Parkinson’s disease (PD) is a progressive neurodegenerative disease involving neurodegeneration of dopaminergic neurons of the substantia nigra (SN). Oxidative stress has been implicated to play a major role in the neuronal cell death associated with PD; importantly, there is a drastic depletion in cytoplasmic levels of the thiol tripeptide glutathione (GSH) within the SN of PD patients. GSH depletion has been shown to affect mitochondrial function probably via inhibition of mitochondrial complex I activity. Inhibition of complex I via systemic administration of either MPTP or rotenone give similar patterns of morphological damage as that observed in the parkinsonian brains. In vitro studies using MPP (+) ( 1-Methyl-4-phenylpyridinium ion, the active metabolite of MPTP)- or rotenone- induced cell death were performed to test the potential neuroprotective effects of GSH and N-acetylcysteine (NAC). We investigated the effect of MPP (+) or rotenone on viability, GSH levels, mitochondrial respiratory chain complex I activity and ATP production in human dopaminergic SH-SY5Y cells. We found that MPP (+) and rotenone dose- and time- dependently altered SH-SY5Y cell viability associated with a decreased of GSH levels, complex I activity and ATP production.

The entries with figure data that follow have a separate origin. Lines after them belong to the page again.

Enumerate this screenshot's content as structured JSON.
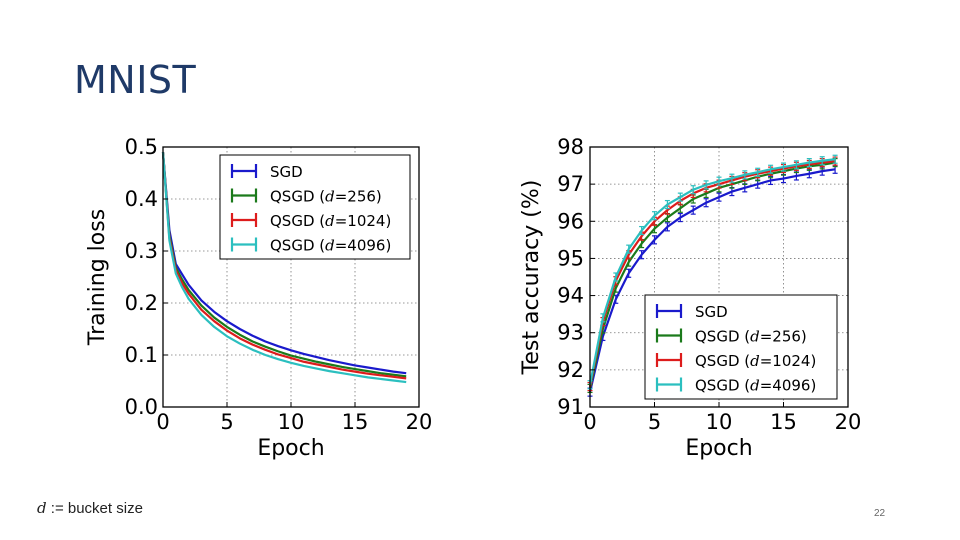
{
  "slide": {
    "title": "MNIST",
    "footnote_var": "d",
    "footnote_rest": " := bucket size",
    "page_number": "22"
  },
  "colors": {
    "title": "#1f3a68",
    "SGD": "#1a1acc",
    "QSGD_256": "#1b7a1b",
    "QSGD_1024": "#dd1c1c",
    "QSGD_4096": "#2bbfbf"
  },
  "chart_data": [
    {
      "type": "line",
      "id": "loss",
      "xlabel": "Epoch",
      "ylabel": "Training loss",
      "xlim": [
        0,
        20
      ],
      "ylim": [
        0.0,
        0.5
      ],
      "xticks": [
        "0",
        "5",
        "10",
        "15",
        "20"
      ],
      "yticks": [
        "0.0",
        "0.1",
        "0.2",
        "0.3",
        "0.4",
        "0.5"
      ],
      "legend_position": "top-right",
      "x": [
        0,
        0.5,
        1,
        1.5,
        2,
        3,
        4,
        5,
        6,
        7,
        8,
        9,
        10,
        11,
        12,
        13,
        14,
        15,
        16,
        17,
        18,
        19
      ],
      "series": [
        {
          "name": "SGD",
          "label_prefix": "SGD",
          "label_d": "",
          "label_suffix": "",
          "color_key": "SGD",
          "values": [
            0.49,
            0.34,
            0.275,
            0.255,
            0.235,
            0.205,
            0.183,
            0.165,
            0.15,
            0.137,
            0.126,
            0.117,
            0.109,
            0.102,
            0.096,
            0.09,
            0.085,
            0.08,
            0.076,
            0.072,
            0.068,
            0.065
          ]
        },
        {
          "name": "QSGD (d=256)",
          "label_prefix": "QSGD (",
          "label_d": "d",
          "label_suffix": "=256)",
          "color_key": "QSGD_256",
          "values": [
            0.49,
            0.33,
            0.268,
            0.245,
            0.225,
            0.195,
            0.172,
            0.154,
            0.139,
            0.126,
            0.116,
            0.107,
            0.099,
            0.093,
            0.087,
            0.082,
            0.077,
            0.073,
            0.069,
            0.065,
            0.062,
            0.059
          ]
        },
        {
          "name": "QSGD (d=1024)",
          "label_prefix": "QSGD (",
          "label_d": "d",
          "label_suffix": "=1024)",
          "color_key": "QSGD_1024",
          "values": [
            0.49,
            0.325,
            0.263,
            0.238,
            0.218,
            0.187,
            0.165,
            0.147,
            0.132,
            0.12,
            0.11,
            0.101,
            0.094,
            0.087,
            0.082,
            0.077,
            0.072,
            0.068,
            0.064,
            0.061,
            0.058,
            0.055
          ]
        },
        {
          "name": "QSGD (d=4096)",
          "label_prefix": "QSGD (",
          "label_d": "d",
          "label_suffix": "=4096)",
          "color_key": "QSGD_4096",
          "values": [
            0.49,
            0.32,
            0.257,
            0.23,
            0.208,
            0.177,
            0.154,
            0.136,
            0.122,
            0.11,
            0.1,
            0.092,
            0.085,
            0.079,
            0.074,
            0.069,
            0.065,
            0.061,
            0.057,
            0.054,
            0.051,
            0.048
          ]
        }
      ]
    },
    {
      "type": "line",
      "id": "acc",
      "xlabel": "Epoch",
      "ylabel": "Test accuracy (%)",
      "xlim": [
        0,
        20
      ],
      "ylim": [
        91,
        98
      ],
      "xticks": [
        "0",
        "5",
        "10",
        "15",
        "20"
      ],
      "yticks": [
        "91",
        "92",
        "93",
        "94",
        "95",
        "96",
        "97",
        "98"
      ],
      "legend_position": "bottom-right",
      "x": [
        0,
        1,
        2,
        3,
        4,
        5,
        6,
        7,
        8,
        9,
        10,
        11,
        12,
        13,
        14,
        15,
        16,
        17,
        18,
        19
      ],
      "series": [
        {
          "name": "SGD",
          "label_prefix": "SGD",
          "label_d": "",
          "label_suffix": "",
          "color_key": "SGD",
          "values": [
            91.4,
            92.9,
            93.9,
            94.6,
            95.1,
            95.5,
            95.85,
            96.1,
            96.3,
            96.5,
            96.65,
            96.8,
            96.9,
            97.0,
            97.1,
            97.15,
            97.22,
            97.28,
            97.35,
            97.4
          ]
        },
        {
          "name": "QSGD (d=256)",
          "label_prefix": "QSGD (",
          "label_d": "d",
          "label_suffix": "=256)",
          "color_key": "QSGD_256",
          "values": [
            91.5,
            93.1,
            94.2,
            94.9,
            95.4,
            95.8,
            96.1,
            96.35,
            96.6,
            96.75,
            96.9,
            97.0,
            97.1,
            97.2,
            97.28,
            97.35,
            97.42,
            97.48,
            97.52,
            97.58
          ]
        },
        {
          "name": "QSGD (d=1024)",
          "label_prefix": "QSGD (",
          "label_d": "d",
          "label_suffix": "=1024)",
          "color_key": "QSGD_1024",
          "values": [
            91.55,
            93.3,
            94.4,
            95.1,
            95.6,
            96.0,
            96.3,
            96.55,
            96.75,
            96.9,
            97.0,
            97.1,
            97.2,
            97.28,
            97.35,
            97.42,
            97.48,
            97.53,
            97.58,
            97.62
          ]
        },
        {
          "name": "QSGD (d=4096)",
          "label_prefix": "QSGD (",
          "label_d": "d",
          "label_suffix": "=4096)",
          "color_key": "QSGD_4096",
          "values": [
            91.6,
            93.4,
            94.5,
            95.25,
            95.75,
            96.15,
            96.45,
            96.65,
            96.85,
            96.98,
            97.08,
            97.16,
            97.25,
            97.32,
            97.4,
            97.46,
            97.52,
            97.58,
            97.63,
            97.67
          ]
        }
      ]
    }
  ]
}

We observed a protective effect of GSH and NAC on SH-SY5Y cells against MPP (+) and rotenone indicating these compounds as potential agents in prevention of neuronal degeneration in PD. These models will be useful tool to further study in exploring the molecular mechanism for thiol-based compound-mediated cytopotection of dopaminergic neurons. Supported by the University of Bologna, Funds for Selected Research Topics.